Even with only a few feature films under her belt, writer-director Ashwiny Iyer Tiwari has proven herself one of the most skilled makers of feel-good films out there. Her latest, Panga, follows the everyday struggles of a sweet family whose matriarch returns to the athletic career she left to raise her child.
Retiring from India’s national kabbadi team at age twenty-five wasn’t Jaya’s (Kangana Ranaut) plan when she found out she was pregnant. She had the full support of her husband Prashant (Jassi Gill) to resume her captaincy as soon as she was fit to do so. But when their son Adi was born premature and with a number of ailments, Jaya put all of her focus on raising her little boy.
Seven years later, Adi (Yagya Bhasin) is mostly fit and increasingly independent. Prashant tells his son about the life Jaya had before she became a mom — a history that Jaya has evidently never shared with the boy. Understanding what Jaya sacrificed for the family and excited by the prospect of having a professional athlete for a mother, Adi convinces Jaya to try and make a comeback.
Rather than manufacture a bunch of obstacles to put in Jaya’s way, Tiwari and her co-writer Nikhil Mehrotra keep Jaya’s journey realistic while mining the scenario for as much drama as possible. Doing so allows for an insightful examination of gendered divisions of labor within a household. Jaya threw herself fully into being a mom and a homemaker when Adi was born, but she still has a job outside of the house. Kabbadi teams in India are often sponsored by companies like railways, and Jaya kept her job selling train tickets even after her playing career ended.
As capable and helpful as both Prashant and Adi are, the house is still Jaya’s domain. How is she supposed to transfer seven years of accumulated knowledge to Prashant in the days before she heads to training camp? While their lives obviously won’t fall apart if the beds go unmade, it goes to show how we undervalue the effort it takes to make homemaking seem automatic.
Prashant’s promotion to household manager also highlights how removed many fathers are from the social networks that make child-rearing easier. He learns to rely on his neighbor and his cranky mother-in-law (played by Neena Gupta). He asks to be invited into the WhatsApp group for moms at Adi’s school.
A theme Tiwari introduced in her first feature, Nil Battey Sannata, and revisits in Panga is that of children coming to view their parents as individuals, not just their caretakers. Adi is mature enough to understand that playing kabbadi makes his mother happy, and that her happiness will require some inconvenience on his part. Yet he’s not so mature that he’s above throwing a tantrum when his dad screws up his makeup for the talent show or sulking when his mom has to sit on the bench during a game. It’s solid character writing.

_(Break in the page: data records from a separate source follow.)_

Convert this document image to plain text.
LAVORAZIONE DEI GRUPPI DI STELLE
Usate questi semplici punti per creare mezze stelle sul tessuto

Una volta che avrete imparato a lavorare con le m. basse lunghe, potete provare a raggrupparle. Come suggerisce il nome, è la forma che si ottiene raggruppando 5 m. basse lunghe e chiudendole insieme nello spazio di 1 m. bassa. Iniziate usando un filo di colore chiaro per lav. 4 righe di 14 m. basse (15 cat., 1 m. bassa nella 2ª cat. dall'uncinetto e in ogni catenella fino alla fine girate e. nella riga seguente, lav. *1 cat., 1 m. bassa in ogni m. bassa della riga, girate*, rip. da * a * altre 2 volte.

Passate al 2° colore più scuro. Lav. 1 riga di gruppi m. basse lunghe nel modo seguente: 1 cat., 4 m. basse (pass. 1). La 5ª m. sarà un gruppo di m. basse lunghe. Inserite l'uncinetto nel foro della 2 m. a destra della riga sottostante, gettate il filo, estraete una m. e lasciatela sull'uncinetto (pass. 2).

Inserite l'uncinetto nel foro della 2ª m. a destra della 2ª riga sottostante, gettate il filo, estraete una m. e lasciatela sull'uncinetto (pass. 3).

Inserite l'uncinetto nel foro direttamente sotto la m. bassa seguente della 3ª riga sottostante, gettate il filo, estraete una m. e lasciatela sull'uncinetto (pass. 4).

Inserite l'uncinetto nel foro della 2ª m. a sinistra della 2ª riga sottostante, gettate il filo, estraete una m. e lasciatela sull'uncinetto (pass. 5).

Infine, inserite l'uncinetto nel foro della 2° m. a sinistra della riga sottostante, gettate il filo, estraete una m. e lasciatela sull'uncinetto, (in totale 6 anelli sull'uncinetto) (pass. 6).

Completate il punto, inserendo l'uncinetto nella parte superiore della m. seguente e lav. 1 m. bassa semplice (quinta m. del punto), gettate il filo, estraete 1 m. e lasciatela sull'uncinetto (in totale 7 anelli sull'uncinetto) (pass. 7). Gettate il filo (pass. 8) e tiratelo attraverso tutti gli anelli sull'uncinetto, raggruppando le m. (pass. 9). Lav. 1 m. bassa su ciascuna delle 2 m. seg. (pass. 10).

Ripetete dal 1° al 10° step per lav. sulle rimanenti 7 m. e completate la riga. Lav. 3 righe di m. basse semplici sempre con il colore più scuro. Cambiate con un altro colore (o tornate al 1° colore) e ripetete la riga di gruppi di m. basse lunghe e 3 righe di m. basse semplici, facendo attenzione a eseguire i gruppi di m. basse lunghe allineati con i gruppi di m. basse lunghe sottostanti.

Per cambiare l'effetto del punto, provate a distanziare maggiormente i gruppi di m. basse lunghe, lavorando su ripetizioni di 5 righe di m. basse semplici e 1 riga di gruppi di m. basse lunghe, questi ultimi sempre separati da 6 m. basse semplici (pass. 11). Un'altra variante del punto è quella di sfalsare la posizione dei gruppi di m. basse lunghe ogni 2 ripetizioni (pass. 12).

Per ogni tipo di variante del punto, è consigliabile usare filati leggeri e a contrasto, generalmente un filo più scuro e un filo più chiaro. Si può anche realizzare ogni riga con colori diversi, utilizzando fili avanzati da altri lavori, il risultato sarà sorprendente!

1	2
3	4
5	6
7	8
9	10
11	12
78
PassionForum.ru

What the story wants us to appreciate more than anything is that this family is nice. They are helpful, quick with a joke, and willing to make sacrifices for each other. They have supportive friends, especially Jaya’s former teammate Meenu (Richa Chadda) and her new teammate Nisha (Megha Burman). These strong bonds reinforce the feeling that this is a family that deserves happiness. The acting across the board is very good, with little Yagya Bhasin providing some great laughs.
Panga‘s kabbadi scenes are quite fun, emphasizing the teamwork required for success without feeling preachy. Selfishly, I would have appreciated a scene where Jaya explains the sport’s rules to Adi, but there’s more than enough context provided for kabbadi newbies like myself to understand the tension during the matches. This is a decent starter movie for Bollywood newcomers — and anyone in need of a cinematic pick-me-up.